Table 2 shows the seasonal performance analysis results for the battery discharge and charging current in a 12 h ahead of forecasting. As mentioned in
Section 3, the prediction results for 12 h ago are analyzed considering the ground contact period of KOMPSAT-3A,5 satellites. For KOMPSAT-3A satellite, discharging and charging are performed as the eclipse duration and attitude maneuvers occur periodically. Thus, the error difference between the RMSE and MAPE of the Bi-LSTM and SARIMA is relatively small compared to that of the KOMPSAT-5 satellite. In addition, because the charge current does not change significantly with the KOMPSAT-3A satellite, there is no significant variation in the error of one year with the SARIMA model. Correlation coefficient analysis results also show that similar to RMSE and MAPE, the Bi-LSTM-based estimation results for one year are more accurate to the actual ones. For the KOMPSAT-3A satellite, the Bi-LSTM outperforms in all seasons compared with the SARIMA model, and even in the summer section where the maximum discharge current occurs.

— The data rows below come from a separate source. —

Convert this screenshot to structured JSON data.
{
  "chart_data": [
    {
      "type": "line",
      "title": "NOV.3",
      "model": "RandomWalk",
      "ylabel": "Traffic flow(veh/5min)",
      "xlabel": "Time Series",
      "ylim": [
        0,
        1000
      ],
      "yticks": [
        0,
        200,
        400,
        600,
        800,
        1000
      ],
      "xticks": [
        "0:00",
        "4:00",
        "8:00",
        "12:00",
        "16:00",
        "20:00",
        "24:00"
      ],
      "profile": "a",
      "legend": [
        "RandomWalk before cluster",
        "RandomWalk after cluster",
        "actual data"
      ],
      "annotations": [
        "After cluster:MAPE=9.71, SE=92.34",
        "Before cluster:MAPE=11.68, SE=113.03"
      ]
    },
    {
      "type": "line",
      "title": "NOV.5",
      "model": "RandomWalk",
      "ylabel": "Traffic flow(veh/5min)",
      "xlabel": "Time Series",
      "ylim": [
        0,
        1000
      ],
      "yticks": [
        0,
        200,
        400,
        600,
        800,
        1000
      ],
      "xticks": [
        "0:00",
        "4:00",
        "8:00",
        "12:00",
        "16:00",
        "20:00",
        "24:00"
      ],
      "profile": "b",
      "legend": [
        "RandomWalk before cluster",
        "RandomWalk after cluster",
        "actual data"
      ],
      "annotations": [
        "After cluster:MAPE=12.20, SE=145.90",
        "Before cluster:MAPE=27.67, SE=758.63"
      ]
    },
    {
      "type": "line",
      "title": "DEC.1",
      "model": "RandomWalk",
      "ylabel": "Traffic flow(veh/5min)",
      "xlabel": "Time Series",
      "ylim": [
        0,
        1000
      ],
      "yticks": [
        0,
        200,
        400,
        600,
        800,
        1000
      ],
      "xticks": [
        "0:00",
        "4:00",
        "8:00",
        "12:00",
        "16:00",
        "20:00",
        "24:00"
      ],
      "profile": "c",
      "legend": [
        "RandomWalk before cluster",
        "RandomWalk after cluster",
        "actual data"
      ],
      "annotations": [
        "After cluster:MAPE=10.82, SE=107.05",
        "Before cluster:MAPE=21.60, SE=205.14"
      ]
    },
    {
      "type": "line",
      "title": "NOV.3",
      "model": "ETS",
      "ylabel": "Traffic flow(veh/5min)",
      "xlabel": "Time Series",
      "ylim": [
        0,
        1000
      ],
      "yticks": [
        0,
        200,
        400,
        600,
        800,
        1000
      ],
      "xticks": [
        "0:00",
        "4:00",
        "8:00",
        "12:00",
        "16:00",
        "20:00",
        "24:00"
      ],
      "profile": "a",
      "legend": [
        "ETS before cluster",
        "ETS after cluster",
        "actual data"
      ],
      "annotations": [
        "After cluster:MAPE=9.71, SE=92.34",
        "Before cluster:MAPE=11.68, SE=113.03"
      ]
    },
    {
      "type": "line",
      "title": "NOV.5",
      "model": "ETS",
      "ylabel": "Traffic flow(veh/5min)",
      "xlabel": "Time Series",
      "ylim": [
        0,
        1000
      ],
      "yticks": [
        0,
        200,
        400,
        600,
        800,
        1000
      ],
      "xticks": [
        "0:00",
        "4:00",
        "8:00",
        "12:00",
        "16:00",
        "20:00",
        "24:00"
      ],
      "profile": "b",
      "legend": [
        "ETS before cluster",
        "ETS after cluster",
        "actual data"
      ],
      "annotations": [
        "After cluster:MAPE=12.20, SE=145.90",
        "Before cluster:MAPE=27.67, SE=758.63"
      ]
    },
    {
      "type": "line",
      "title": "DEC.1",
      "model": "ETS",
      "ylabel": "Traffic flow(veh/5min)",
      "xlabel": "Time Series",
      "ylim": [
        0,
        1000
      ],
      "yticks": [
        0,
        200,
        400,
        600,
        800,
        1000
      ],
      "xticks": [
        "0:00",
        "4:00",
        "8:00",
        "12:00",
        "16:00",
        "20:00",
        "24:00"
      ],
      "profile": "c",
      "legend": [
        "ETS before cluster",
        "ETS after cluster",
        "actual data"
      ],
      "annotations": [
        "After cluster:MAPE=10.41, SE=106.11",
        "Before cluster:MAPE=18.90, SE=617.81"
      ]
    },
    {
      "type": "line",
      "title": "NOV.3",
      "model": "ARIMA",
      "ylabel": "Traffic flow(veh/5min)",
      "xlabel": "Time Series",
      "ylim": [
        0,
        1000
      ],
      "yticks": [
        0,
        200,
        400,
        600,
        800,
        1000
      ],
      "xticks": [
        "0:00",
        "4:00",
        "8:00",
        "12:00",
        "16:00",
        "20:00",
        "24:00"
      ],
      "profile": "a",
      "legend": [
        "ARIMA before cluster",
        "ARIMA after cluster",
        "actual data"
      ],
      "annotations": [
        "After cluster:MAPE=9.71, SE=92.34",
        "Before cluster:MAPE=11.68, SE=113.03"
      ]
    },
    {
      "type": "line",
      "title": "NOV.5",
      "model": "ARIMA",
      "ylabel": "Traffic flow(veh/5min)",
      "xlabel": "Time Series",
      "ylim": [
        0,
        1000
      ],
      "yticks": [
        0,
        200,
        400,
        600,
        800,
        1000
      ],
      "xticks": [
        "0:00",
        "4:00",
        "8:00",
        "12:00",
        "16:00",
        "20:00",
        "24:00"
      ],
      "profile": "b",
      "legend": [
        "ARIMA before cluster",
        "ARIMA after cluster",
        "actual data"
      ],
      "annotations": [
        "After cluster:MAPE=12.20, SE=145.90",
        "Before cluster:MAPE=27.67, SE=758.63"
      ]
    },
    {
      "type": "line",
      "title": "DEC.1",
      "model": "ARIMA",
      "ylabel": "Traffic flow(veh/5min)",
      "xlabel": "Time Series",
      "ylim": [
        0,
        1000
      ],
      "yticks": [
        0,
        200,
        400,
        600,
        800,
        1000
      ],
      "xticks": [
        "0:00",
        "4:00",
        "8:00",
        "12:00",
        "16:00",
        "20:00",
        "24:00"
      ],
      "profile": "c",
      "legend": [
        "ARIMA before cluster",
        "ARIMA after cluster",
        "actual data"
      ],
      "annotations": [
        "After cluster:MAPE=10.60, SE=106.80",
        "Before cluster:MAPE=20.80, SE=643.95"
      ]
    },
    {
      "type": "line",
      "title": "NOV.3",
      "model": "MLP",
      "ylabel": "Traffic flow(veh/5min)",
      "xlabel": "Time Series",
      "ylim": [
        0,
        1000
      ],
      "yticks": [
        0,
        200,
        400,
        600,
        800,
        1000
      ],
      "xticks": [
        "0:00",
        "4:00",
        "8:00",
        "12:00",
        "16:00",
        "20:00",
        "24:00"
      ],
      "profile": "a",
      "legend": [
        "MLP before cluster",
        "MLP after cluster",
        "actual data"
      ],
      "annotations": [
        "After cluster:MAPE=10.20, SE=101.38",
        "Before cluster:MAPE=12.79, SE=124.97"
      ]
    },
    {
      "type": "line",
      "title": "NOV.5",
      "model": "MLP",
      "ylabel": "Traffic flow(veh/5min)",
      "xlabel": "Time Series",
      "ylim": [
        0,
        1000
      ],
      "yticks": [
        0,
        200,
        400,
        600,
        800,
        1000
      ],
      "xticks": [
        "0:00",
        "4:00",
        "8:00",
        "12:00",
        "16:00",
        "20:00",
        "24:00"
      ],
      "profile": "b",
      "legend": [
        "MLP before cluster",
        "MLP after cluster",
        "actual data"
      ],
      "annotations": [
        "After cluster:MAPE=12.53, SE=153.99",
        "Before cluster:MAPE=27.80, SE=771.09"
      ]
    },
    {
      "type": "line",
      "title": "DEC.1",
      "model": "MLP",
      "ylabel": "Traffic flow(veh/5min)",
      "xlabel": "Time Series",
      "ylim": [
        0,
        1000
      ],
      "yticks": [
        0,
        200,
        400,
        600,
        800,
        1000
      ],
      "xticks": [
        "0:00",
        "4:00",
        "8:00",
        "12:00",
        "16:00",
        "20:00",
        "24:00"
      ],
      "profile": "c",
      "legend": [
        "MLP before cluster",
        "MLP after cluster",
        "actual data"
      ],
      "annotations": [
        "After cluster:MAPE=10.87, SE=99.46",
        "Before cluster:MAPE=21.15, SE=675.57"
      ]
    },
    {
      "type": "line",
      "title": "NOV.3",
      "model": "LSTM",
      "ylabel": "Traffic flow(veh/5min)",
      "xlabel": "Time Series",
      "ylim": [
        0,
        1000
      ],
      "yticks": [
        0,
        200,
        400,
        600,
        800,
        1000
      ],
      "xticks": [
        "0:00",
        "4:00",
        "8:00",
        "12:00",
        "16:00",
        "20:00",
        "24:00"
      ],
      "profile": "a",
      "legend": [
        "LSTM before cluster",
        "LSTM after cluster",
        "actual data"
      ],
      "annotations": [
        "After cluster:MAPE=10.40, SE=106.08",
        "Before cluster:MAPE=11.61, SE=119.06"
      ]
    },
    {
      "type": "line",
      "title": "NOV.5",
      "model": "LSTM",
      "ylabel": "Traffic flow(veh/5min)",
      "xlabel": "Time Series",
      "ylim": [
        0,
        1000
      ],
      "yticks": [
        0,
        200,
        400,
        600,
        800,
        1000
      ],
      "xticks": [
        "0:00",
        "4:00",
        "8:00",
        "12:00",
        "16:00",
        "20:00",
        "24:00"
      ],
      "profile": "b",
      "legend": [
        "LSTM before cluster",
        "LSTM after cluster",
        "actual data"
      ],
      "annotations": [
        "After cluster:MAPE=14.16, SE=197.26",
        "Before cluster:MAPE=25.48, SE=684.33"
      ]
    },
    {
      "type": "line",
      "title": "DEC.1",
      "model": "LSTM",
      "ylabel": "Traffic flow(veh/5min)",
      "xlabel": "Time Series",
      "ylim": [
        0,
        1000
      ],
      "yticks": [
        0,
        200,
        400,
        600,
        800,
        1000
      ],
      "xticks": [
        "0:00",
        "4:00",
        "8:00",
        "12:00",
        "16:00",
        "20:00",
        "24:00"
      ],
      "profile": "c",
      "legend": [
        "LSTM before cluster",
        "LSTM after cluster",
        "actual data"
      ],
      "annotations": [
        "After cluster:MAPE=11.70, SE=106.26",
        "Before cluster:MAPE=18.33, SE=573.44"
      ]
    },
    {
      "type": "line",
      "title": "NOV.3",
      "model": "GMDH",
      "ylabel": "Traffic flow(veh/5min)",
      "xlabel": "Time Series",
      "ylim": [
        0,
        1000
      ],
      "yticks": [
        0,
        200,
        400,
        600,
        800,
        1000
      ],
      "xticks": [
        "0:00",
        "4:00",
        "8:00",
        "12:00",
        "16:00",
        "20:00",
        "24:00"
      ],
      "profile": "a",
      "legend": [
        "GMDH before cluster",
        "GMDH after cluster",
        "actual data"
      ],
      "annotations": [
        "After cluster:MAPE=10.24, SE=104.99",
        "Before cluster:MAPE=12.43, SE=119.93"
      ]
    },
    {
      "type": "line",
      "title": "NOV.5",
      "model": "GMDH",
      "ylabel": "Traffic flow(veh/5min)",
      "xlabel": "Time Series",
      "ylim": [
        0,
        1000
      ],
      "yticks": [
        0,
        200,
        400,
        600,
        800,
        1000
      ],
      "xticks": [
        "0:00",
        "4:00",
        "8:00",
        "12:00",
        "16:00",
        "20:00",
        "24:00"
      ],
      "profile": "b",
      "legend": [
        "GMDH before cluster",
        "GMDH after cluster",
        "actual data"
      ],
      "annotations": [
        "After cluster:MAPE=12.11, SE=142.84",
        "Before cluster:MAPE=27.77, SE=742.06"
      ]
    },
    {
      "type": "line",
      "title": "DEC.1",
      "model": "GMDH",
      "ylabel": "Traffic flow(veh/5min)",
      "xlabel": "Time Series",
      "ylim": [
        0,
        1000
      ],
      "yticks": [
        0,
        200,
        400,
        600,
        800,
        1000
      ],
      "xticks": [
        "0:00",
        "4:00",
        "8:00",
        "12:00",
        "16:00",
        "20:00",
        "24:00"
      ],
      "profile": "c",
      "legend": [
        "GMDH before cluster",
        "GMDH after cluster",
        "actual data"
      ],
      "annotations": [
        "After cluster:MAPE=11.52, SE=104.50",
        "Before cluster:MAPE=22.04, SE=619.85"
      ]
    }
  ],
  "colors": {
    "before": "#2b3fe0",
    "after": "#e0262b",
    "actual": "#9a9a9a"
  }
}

In the prediction comparison for KOMPSAT-5 satellite, the SARIMA estimates seasonal fluctuations; however, the maximum charge and discharge current prediction error is larger than that of the Bi-LSTM model. In addition, with the SARIMA model, a more accurate estimation can be made in winter, when periodic expression intervals occur, but it is observed that larger prediction errors occur in the remaining seasons. This is because, under the assumption that the current trend would continue into the future, it does not reflect the aperiodic externalities caused by SARIMA’s limitations in predicting the future mission performance and posture change. On the contrary, with the Bi-LSTM model, it is demonstrated through the RMSE analysis result that it shows a low error than the SARIMA model in all four seasons because it could include all external variables. In addition, the similarity between the actual value and the predicted value is observed with the MAPE and correlation coefficient analysis that the Bi-LSTM prediction is superior to the SARIMA prediction.
5. Conclusions
LEO satellites have limitations in continuous status monitoring due to access restrictions in the orbit. Therefore, the development of a simulator for predicting satellite events has been undertaken. However, it is difficult to predict the state of satellites in general, because of their environmental characteristics. In particular, the power system is difficult to model mathematically because it fluctuates depending on the environment and operating conditions, such as the operating period, orbit, operating plan, and season.
In this paper, we have proposed and comparatively analyzed a technique to predict the charge and discharge current of a LEO satellite battery, which is the most important information for mission- and power-related analysis and simulator development among power systems. To confirm the validity of the proposed data-based learning technique, the on-orbit charging and discharging current prediction errors have been compared, for which training has been performed with data from one year and an evaluation has been conducted using data from the subsequent year. The performance has been demonstrated an accurate and reliable performance with real satellite data.
It is expected that data-based prediction in this study of the charging and discharging current of the satellite enables the development of a LEO satellite power simulator. Moreover, it will facilitate the development of guidelines for satellite battery management. In addition, it is anticipated that the energy balance analysis of the satellite power system can be utilized by applying the charge and discharge current predictions in this study to multiple satellites.
In the future, we plan to expand the LEO satellite battery current prediction to conduct a study on the degradation prediction of satellite power consumption and the battery SOC estimation method.